SciPost Submission Page
Fracton-elasticity duality of two-dimensional superfluid vortex crystals: defect interactions and quantum melting
by Dung Xuan Nguyen, Andrey Gromov, Sergej Moroz
This is not the current version.
|As Contributors:||Sergej Moroz · Dung Nguyen|
|Arxiv Link:||https://arxiv.org/abs/2005.12317v2 (pdf)|
|Date submitted:||2020-06-23 02:00|
|Submitted by:||Nguyen, Dung|
|Submitted to:||SciPost Physics|
Employing the fracton-elastic duality, we develop a low-energy effective theory of a zero-temperature vortex crystal in a two-dimensional bosonic superfluid which naturally incorporates crystalline topological defects. We extract static interactions between these defects and investigate several continuous quantum transitions triggered by the Higgs condensation of vortex vacancies/interstitials and dislocations. We propose that the quantum melting of the vortex crystal towards the hexatic or smectic phase may occur via a pair of continuous transitions separated by an intermediate vortex supersolid phase.

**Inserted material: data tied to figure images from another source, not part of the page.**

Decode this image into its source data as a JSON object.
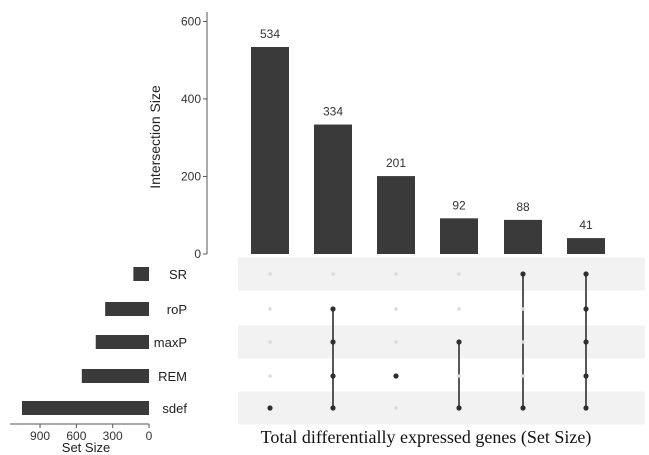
{
  "chart_data": {
    "type": "bar",
    "title": "",
    "caption": "Total differentially expressed genes (Set Size)",
    "intersection": {
      "ylabel": "Intersection Size",
      "ylim": [
        0,
        620
      ],
      "yticks": [
        "0",
        "200",
        "400",
        "600"
      ],
      "values": [
        534,
        334,
        201,
        92,
        88,
        41
      ],
      "labels": [
        "534",
        "334",
        "201",
        "92",
        "88",
        "41"
      ],
      "members": [
        [
          "sdef"
        ],
        [
          "roP",
          "maxP",
          "REM",
          "sdef"
        ],
        [
          "REM"
        ],
        [
          "maxP",
          "sdef"
        ],
        [
          "SR",
          "sdef"
        ],
        [
          "SR",
          "roP",
          "maxP",
          "REM",
          "sdef"
        ]
      ]
    },
    "sets": {
      "names": [
        "SR",
        "roP",
        "maxP",
        "REM",
        "sdef"
      ],
      "sizes": [
        129,
        362,
        440,
        555,
        1049
      ],
      "xlabel": "Set Size",
      "xticks": [
        "900",
        "600",
        "300",
        "0"
      ],
      "xtick_values": [
        900,
        600,
        300,
        0
      ]
    },
    "colors": {
      "bar": "#3a3a3a",
      "dot_active": "#2e2e2e",
      "dot_inactive": "#dcdcdc",
      "stripe": "#f2f2f2",
      "axis": "#555555",
      "text": "#222222"
    }
  }
}
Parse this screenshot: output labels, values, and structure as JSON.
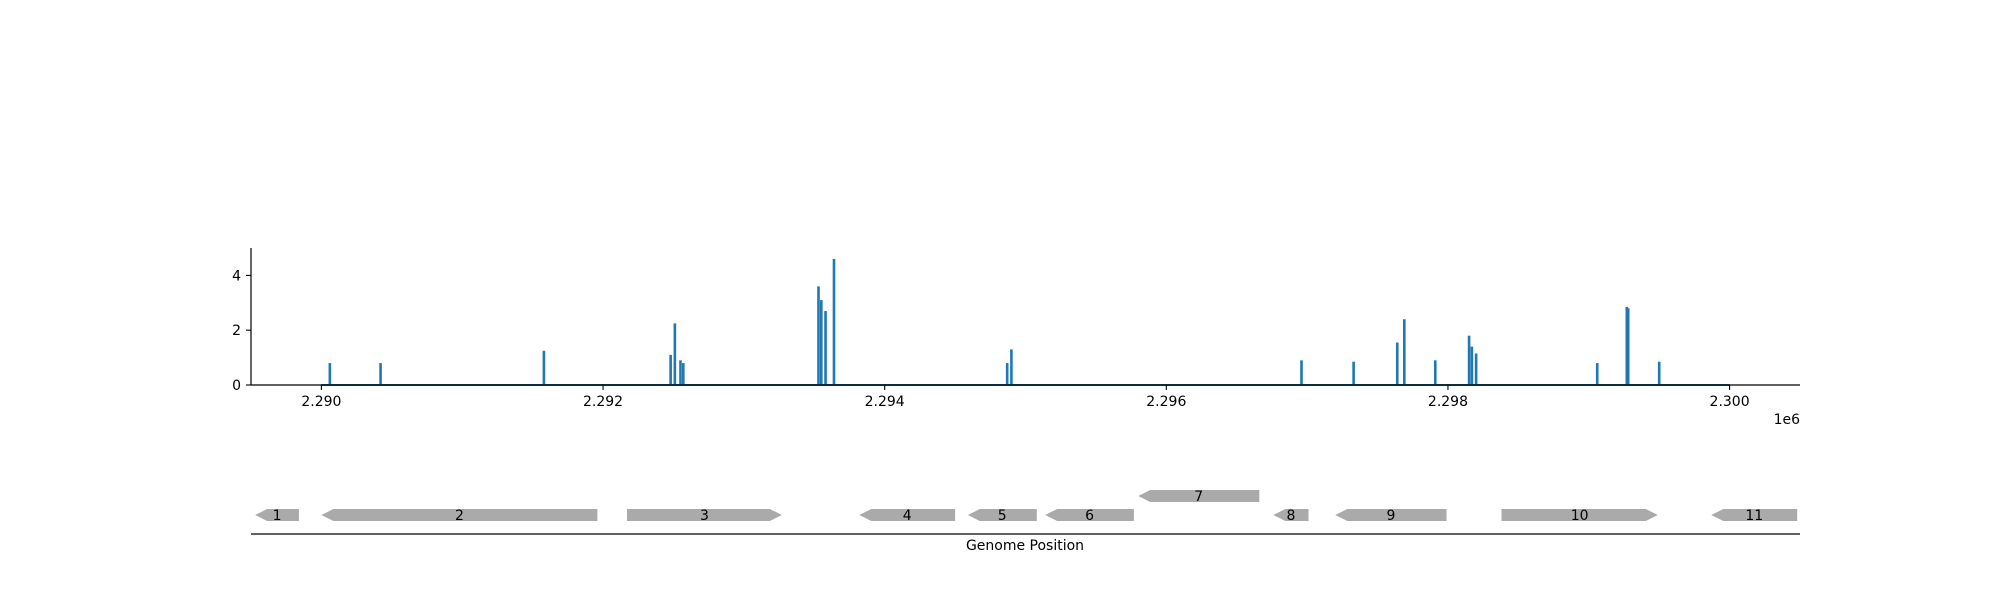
{
  "chart_data": [
    {
      "type": "bar",
      "x_offset_label": "1e6",
      "xlim": [
        2289500,
        2300500
      ],
      "ylim": [
        0,
        5
      ],
      "x_ticks": [
        {
          "value": 2290000,
          "label": "2.290"
        },
        {
          "value": 2292000,
          "label": "2.292"
        },
        {
          "value": 2294000,
          "label": "2.294"
        },
        {
          "value": 2296000,
          "label": "2.296"
        },
        {
          "value": 2298000,
          "label": "2.298"
        },
        {
          "value": 2300000,
          "label": "2.300"
        }
      ],
      "y_ticks": [
        {
          "value": 0,
          "label": "0"
        },
        {
          "value": 2,
          "label": "2"
        },
        {
          "value": 4,
          "label": "4"
        }
      ],
      "baseline_range": [
        2290000,
        2300000
      ],
      "points": [
        {
          "x": 2290060,
          "y": 0.8
        },
        {
          "x": 2290420,
          "y": 0.8
        },
        {
          "x": 2291580,
          "y": 1.25
        },
        {
          "x": 2292480,
          "y": 1.1
        },
        {
          "x": 2292510,
          "y": 2.25
        },
        {
          "x": 2292550,
          "y": 0.9
        },
        {
          "x": 2292570,
          "y": 0.8
        },
        {
          "x": 2293530,
          "y": 3.6
        },
        {
          "x": 2293550,
          "y": 3.1
        },
        {
          "x": 2293580,
          "y": 2.7
        },
        {
          "x": 2293640,
          "y": 4.6
        },
        {
          "x": 2294870,
          "y": 0.8
        },
        {
          "x": 2294900,
          "y": 1.3
        },
        {
          "x": 2296960,
          "y": 0.9
        },
        {
          "x": 2297330,
          "y": 0.85
        },
        {
          "x": 2297640,
          "y": 1.55
        },
        {
          "x": 2297690,
          "y": 2.4
        },
        {
          "x": 2297910,
          "y": 0.9
        },
        {
          "x": 2298150,
          "y": 1.8
        },
        {
          "x": 2298170,
          "y": 1.4
        },
        {
          "x": 2298200,
          "y": 1.15
        },
        {
          "x": 2299060,
          "y": 0.8
        },
        {
          "x": 2299270,
          "y": 2.85
        },
        {
          "x": 2299280,
          "y": 2.8
        },
        {
          "x": 2299500,
          "y": 0.85
        }
      ],
      "color": "#1f77b4"
    },
    {
      "type": "gene-map",
      "xlabel": "Genome Position",
      "color": "#aaaaaa",
      "genes": [
        {
          "label": "1",
          "start": 2289530,
          "end": 2289840,
          "strand": "-",
          "row": 0
        },
        {
          "label": "2",
          "start": 2290000,
          "end": 2291960,
          "strand": "-",
          "row": 0
        },
        {
          "label": "3",
          "start": 2292170,
          "end": 2293270,
          "strand": "+",
          "row": 0
        },
        {
          "label": "4",
          "start": 2293820,
          "end": 2294500,
          "strand": "-",
          "row": 0
        },
        {
          "label": "5",
          "start": 2294590,
          "end": 2295080,
          "strand": "-",
          "row": 0
        },
        {
          "label": "6",
          "start": 2295140,
          "end": 2295770,
          "strand": "-",
          "row": 0
        },
        {
          "label": "7",
          "start": 2295800,
          "end": 2296660,
          "strand": "-",
          "row": 1
        },
        {
          "label": "8",
          "start": 2296760,
          "end": 2297010,
          "strand": "-",
          "row": 0
        },
        {
          "label": "9",
          "start": 2297200,
          "end": 2297990,
          "strand": "-",
          "row": 0
        },
        {
          "label": "10",
          "start": 2298380,
          "end": 2299490,
          "strand": "+",
          "row": 0
        },
        {
          "label": "11",
          "start": 2299870,
          "end": 2300480,
          "strand": "-",
          "row": 0
        }
      ]
    }
  ]
}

Submission & Refereeing History
You are currently on this page
Reports on this Submission
Anonymous Report 2 on 2020-9-27 Invited Report
The MS uses the techniques that recently became popular to study the classical problem of melting and structure of vortex lattice in a superfluid system at zero temperature. The MS describes the interaction between defects in such a lattice and reports to be short-range, both attractive and repulsive. The MS also discusses the condensation of the defects and supersolidity.
The MS refers to duality discussion in the context of supersolid Helium Ref 32. I think the way it is formulated is misleading because standard supersolidity in Helium was disproven and corresponding claims in experimental articles retracted by Chan et al in follow-up papers. One may still call supersolid the superfluid dislocation but not in the same sense. Here the presentation should be made more accurate.
The authors also refer to superfluid in the magnetic field. This is not a real magnetic field that the authors consider. The corresponding formulations could be better.
The term magneto-crystal appears without definition.
In my opinion, the MS makes, in my opinion, an unjustified bold claim about realization:
"This setup can be realized and investigated in nowadays cold atom experiments." These systems have trap potential. Although box traps are possible, they are finite, and it is difficult to achieve a rapid rotation. Could the authors justify that better or soften the formulation?
Apart from these minor comments, I think it is very good work that should be published.
Anonymous Report 1 on 2020-9-20 Invited Report
This paper contains an impressive discussion and derivation of a dual theory of melting of a vortex crystal in a two-dimensional quantum boson fluid. Perhaps the only missing ingredient is a renormalization group (RG) analysis, similarly to the one employed in the classical field theory of crystal melting, as discussed long time ago by B. Halperin and D. Nelson and by Kleinert in Ref. 31. A generalization of these ideas for a non-relativistic quantum system would be desirable, but not required for this manuscript.
I did not find any obvious flaw in this manuscript and so I don't judge any changes to be necessary. Perhaps the authors can also include in the literature some other earlier works on the classical, non-fractonic counterpart, like Nelson, Young, and others, who also show the subtleties involved when an RG analysis is performed, which is akin to the one in BKT systems. Kleinert's book cited in Ref. 31 included a thorough reference account and references to these earlier works.